Elections And Fraud Claims

Trump said, “I won three times,” implying a second-term victory that did not occur. He also accused specific cities (Detroit, Philadelphia, Atlanta) of having “very corrupt” elections. There is no evidence of systemic, outcome-determinative fraud in those jurisdictions in 2020. In Georgia, a hand recount and post-election reviews confirmed the results, and then-Secretary of State Brad Raffensperger testified that voting patterns explained some of the margin shortfall in the presidential race.
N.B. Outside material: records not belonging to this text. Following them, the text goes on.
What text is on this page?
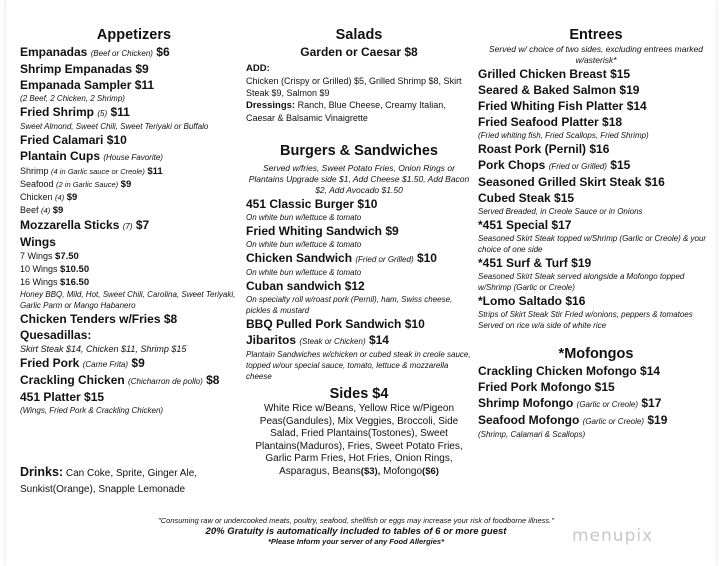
Appetizers
Empanadas (Beef or Chicken) $6
Shrimp Empanadas $9
Empanada Sampler $11
(2 Beef, 2 Chicken, 2 Shrimp)
Fried Shrimp (5) $11
Sweet Almond, Sweet Chili, Sweet Teriyaki or Buffalo
Fried Calamari $10
Plantain Cups (House Favorite)
Shrimp (4 in Garlic sauce or Creole) $11
Seafood (2 in Garlic Sauce) $9
Chicken (4) $9
Beef (4) $9
Mozzarella Sticks (7) $7
Wings
7 Wings $7.50
10 Wings $10.50
16 Wings $16.50
Honey BBQ, Mild, Hot, Sweet Chili, Carolina, Sweet Teriyaki, Garlic Parm or Mango Habanero
Chicken Tenders w/Fries $8
Quesadillas:
Skirt Steak $14, Chicken $11, Shrimp $15
Fried Pork (Carne Frita) $9
Crackling Chicken (Chicharron de pollo) $8
451 Platter $15
(Wings, Fried Pork & Crackling Chicken)
Drinks: Can Coke, Sprite, Ginger Ale, Sunkist(Orange), Snapple Lemonade
Salads
Garden or Caesar $8
ADD:
Chicken (Crispy or Grilled) $5, Grilled Shrimp $8, Skirt Steak $9, Salmon $9
Dressings: Ranch, Blue Cheese, Creamy Italian, Caesar & Balsamic Vinaigrette
Burgers & Sandwiches
Served w/fries, Sweet Potato Fries, Onion Rings or Plantains Upgrade side $1, Add Cheese $1.50, Add Bacon $2, Add Avocado $1.50
451 Classic Burger $10
On white bun w/lettuce & tomato
Fried Whiting Sandwich $9
On white bun w/lettuce & tomato
Chicken Sandwich (Fried or Grilled) $10
On white bun w/lettuce & tomato
Cuban sandwich $12
On specialty roll w/roast pork (Pernil), ham, Swiss cheese, pickles & mustard
BBQ Pulled Pork Sandwich $10
Jibaritos (Steak or Chicken) $14
Plantain Sandwiches w/chicken or cubed steak in creole sauce, topped w/our special sauce, tomato, lettuce & mozzarella cheese
Sides $4
White Rice w/Beans, Yellow Rice w/Pigeon Peas(Gandules), Mix Veggies, Broccoli, Side Salad, Fried Plantains(Tostones), Sweet Plantains(Maduros), Fries, Sweet Potato Fries, Garlic Parm Fries, Hot Fries, Onion Rings, Asparagus, Beans($3), Mofongo($6)
Entrees
Served w/ choice of two sides, excluding entrees marked w/asterisk*
Grilled Chicken Breast $15
Seared & Baked Salmon $19
Fried Whiting Fish Platter $14
Fried Seafood Platter $18
(Fried whiting fish, Fried Scallops, Fried Shrimp)
Roast Pork (Pernil) $16
Pork Chops (Fried or Grilled) $15
Seasoned Grilled Skirt Steak $16
Cubed Steak $15
Served Breaded, in Creole Sauce or in Onions
*451 Special $17
Seasoned Skirt Steak topped w/Shrimp (Garlic or Creole) & your choice of one side
*451 Surf & Turf $19
Seasoned Skirt Steak served alongside a Mofongo topped w/Shrimp (Garlic or Creole)
*Lomo Saltado $16
Strips of Skirt Steak Stir Fried w/onions, peppers & tomatoes Served on rice w/a side of white rice
*Mofongos
Crackling Chicken Mofongo $14
Fried Pork Mofongo $15
Shrimp Mofongo (Garlic or Creole) $17
Seafood Mofongo (Garlic or Creole) $19
(Shrimp, Calamari & Scallops)
"Consuming raw or undercooked meats, poultry, seafood, shellfish or eggs may increase your risk of foodborne illness."
20% Gratuity is automatically included to tables of 6 or more guest
*Please Inform your server of any Food Allergies*	menupix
Strikes On Iran And Nuclear Program

Trump claimed the U.S. “wiped out” Iran’s nuclear program and that Iran had been “within one month” of a weapon. Reporting and expert assessments indicate the strikes seriously damaged parts of Iran’s program but did not eliminate it. One enrichment site — Fordo — was reportedly destroyed, while Natanz and Isfahan were damaged and could resume some activities within months if Iran chose to. The Israel Atomic Energy Commission said the strikes set Iran back years; the International Atomic Energy Agency has noted Iran still holds an estimated 400 kilograms of 60%-enriched uranium entombed at damaged facilities. U.S. officials previously said Iran was not on the brink of multiple deployable weapons in the near term; some assessments suggested roughly a year or less to produce a deliverable warhead under accelerated conditions.

Conclusion

Many of the president’s statements during the interview were contradicted, overstated or missing crucial context when checked against official data and reputable reporting. Key areas of dispute include the state of inflation when he took office, the pace of job growth in 2025, the scale and timing of claimed investments, the composition of immigration arrests, the magnitude of fraud in Minnesota, claims about election corruption, and the extent of damage to Iran’s nuclear capabilities.